Study shows news reading online is gaining prominence

More consumers are getting news incidentally — that is, in the middle of other, non-news activities. And, according to new research, readers often find joy in the serendipity.

Source Nieman Journalism Lab on January 17, 2012 0 Comments
RJI, Reynolds Journalism Institute, online news
"Surprise! The news shows up in the least expected places," Nieman Journalism Lab, January 17, 2012/

You’re flicking through tweets, reading email, Googling recipes, or watching dogs sticking their heads out of car windows in slow motion when a headline catches your eye. Before you know it, you’re reading the news, even though you didn’t mean to. Maybe you didn’t even want to.

A lot of readers get their news just like this — incidentally — according to a growing body of research. That is, they don’t turn to the web seeking news. The news finds them. And that has implications for how that news gets produced and distributed.

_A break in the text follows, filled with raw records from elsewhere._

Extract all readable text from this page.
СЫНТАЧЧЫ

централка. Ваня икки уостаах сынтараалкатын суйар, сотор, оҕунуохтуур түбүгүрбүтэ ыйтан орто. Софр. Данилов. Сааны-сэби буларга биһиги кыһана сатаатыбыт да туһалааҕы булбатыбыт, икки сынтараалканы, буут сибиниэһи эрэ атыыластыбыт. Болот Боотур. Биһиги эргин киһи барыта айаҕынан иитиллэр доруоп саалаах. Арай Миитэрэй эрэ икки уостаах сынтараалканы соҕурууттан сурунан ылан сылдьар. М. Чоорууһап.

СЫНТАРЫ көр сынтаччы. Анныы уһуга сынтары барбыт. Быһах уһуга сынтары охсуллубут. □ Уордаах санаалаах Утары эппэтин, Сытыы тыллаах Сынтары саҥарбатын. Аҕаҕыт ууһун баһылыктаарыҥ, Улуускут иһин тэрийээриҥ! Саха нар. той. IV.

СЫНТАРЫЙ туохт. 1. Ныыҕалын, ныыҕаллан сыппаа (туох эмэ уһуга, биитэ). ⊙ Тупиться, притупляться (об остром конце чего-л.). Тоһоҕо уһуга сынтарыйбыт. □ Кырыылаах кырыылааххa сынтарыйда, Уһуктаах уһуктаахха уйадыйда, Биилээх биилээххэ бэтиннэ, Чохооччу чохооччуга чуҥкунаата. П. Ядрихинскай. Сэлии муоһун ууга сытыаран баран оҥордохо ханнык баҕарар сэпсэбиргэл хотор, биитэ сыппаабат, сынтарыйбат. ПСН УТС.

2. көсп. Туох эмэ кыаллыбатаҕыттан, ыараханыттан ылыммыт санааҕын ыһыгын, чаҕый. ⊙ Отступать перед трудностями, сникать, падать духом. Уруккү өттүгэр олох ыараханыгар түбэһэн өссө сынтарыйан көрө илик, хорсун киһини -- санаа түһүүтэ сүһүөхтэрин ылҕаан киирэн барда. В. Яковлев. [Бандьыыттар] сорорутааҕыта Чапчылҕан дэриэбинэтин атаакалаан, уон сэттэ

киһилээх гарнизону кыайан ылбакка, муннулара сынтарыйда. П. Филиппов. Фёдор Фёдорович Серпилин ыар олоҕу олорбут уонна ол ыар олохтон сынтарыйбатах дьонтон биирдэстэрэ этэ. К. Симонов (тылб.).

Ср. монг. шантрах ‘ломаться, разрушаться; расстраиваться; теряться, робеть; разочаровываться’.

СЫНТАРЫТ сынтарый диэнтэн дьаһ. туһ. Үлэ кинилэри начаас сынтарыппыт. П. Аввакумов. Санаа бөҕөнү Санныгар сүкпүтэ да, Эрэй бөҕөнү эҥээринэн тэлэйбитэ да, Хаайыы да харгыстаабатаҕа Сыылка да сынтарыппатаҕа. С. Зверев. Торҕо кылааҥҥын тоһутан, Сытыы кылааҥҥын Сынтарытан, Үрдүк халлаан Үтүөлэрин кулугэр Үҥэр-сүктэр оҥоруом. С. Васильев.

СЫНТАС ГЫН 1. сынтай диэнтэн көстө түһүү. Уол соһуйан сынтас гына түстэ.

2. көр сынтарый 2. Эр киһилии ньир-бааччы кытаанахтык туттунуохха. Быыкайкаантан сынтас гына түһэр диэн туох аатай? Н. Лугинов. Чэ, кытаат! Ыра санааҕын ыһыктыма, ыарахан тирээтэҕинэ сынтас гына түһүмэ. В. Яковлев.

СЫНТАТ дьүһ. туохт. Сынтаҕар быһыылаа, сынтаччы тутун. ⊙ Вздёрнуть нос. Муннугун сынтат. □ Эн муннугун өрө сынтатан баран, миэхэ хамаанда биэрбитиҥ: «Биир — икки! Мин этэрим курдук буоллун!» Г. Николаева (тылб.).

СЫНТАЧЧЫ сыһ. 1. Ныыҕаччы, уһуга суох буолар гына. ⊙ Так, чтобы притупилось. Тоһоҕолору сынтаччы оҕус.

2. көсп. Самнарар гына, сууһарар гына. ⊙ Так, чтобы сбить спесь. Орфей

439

Borchuluun Yadamsuren, a post-doctoral fellow at Missouri’s Reynolds Journalism Institute, studies how people get information and how it makes them feel. In 2009, she surveyed 148 adults, mostly highly educated, in the college town of Columbia, Mo., then followed up with 20 one-on-one interviews. Some respondents said they don’t trust the news, some were ambivalent, but most said they get informed one way or another — often by accident.